Get creative in the kitchen
You don’t have to go to a bar, club, restaurant, or party to enjoy ringing in the New Year. Your recovery takes priority and these environments can potentially trigger cravings, which can lead to relapse. Instead, try cooking a new dinner recipe at home in an intimate setting with friends. Learning new recipes, preparing food, and cooking a fancy meal are great ways to bring people together and can be a celebration all on its own. You can even have fancy table settings, décor, and printed menus. Don’t forget dessert.
Game night by the fire
Ringing in the New Year can be fun; especially playing board games around a fire with loved ones. You can even try roasting marshmallows, making warm apple ciders or hot chocolate, and wearing a fancy outfit.
Plan a gathering with your recovery group
If all of your friends plan on drinking for New Year’s Eve, then try getting together with friends in your recovery circle.
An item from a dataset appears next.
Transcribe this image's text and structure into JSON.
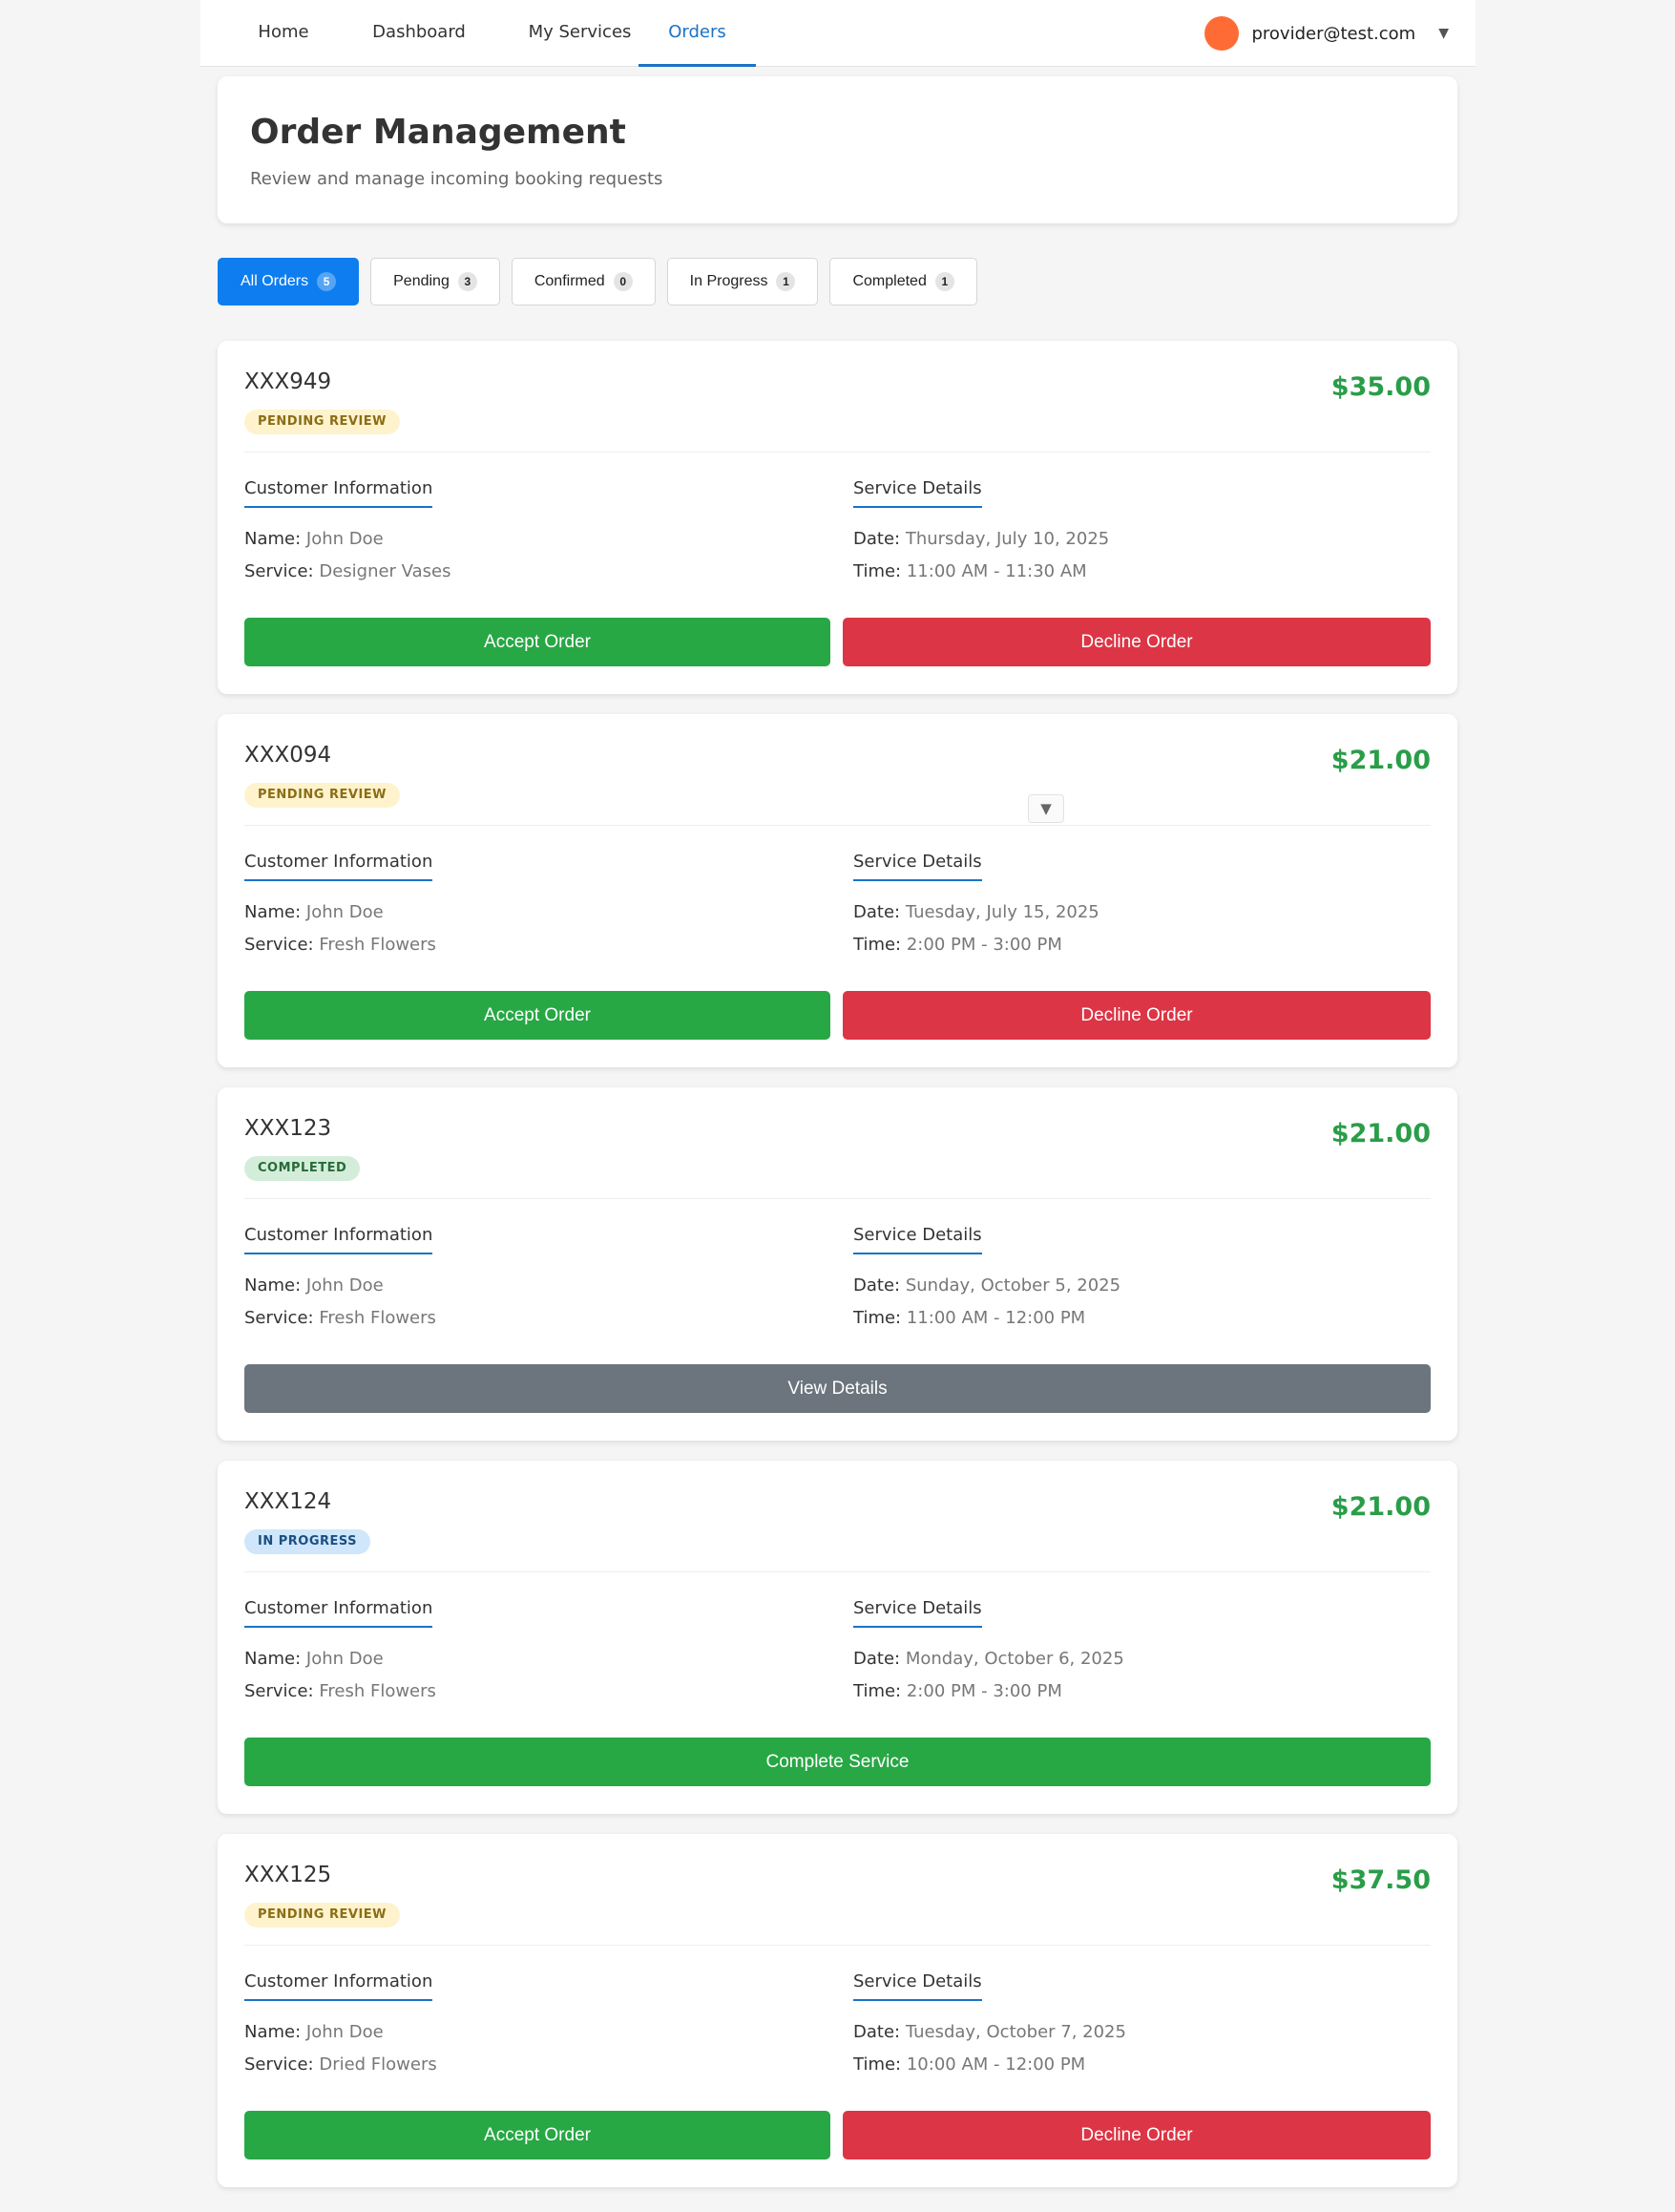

One of the beautiful things about recovery is the community you meet along the way. Tap into your recovery circle and alumni community and throw a sober gathering. This will not only help ensure you do not relapse while ringing in the New Year but this is also a great way to meet new friends who share the same journey as yourself, and of course grow closer with friends you already know from your support groups.
Spend the last day of this year and the first day of the New Year outside in nature. Mother Nature is incredibly healing and can have a tremendous positive impact on your recovery. Go for a bike ride, a hike, or go skiing. You can even make this an overnight trip and go camping. Sleeping under the stars and having a campfire is one of the best ways to ring in the New Year.
Take a mini-vacation
The holidays can be a great time for a mini getaway. Escaping from the hustle and bustle of regular life can allow you to relax, have fun, and reset to take on another year. Mini vacations do not have to be centered on alcohol or drugs, especially if it is a location in a beautiful place.
It is important to remember that alcohol and drugs are not necessary to celebrate or have fun. You can stay strong in your recovery on New Year’s Eve by:
• Having a solid game plan
• Reminding yourself of why you entered recovery
• Relying on recovery support group meetings and your sponsor or therapist
• Surrounding yourself with people who won’t be drinking on New Year’s Eve.
Stay strong and stay safe and enjoy your New Year.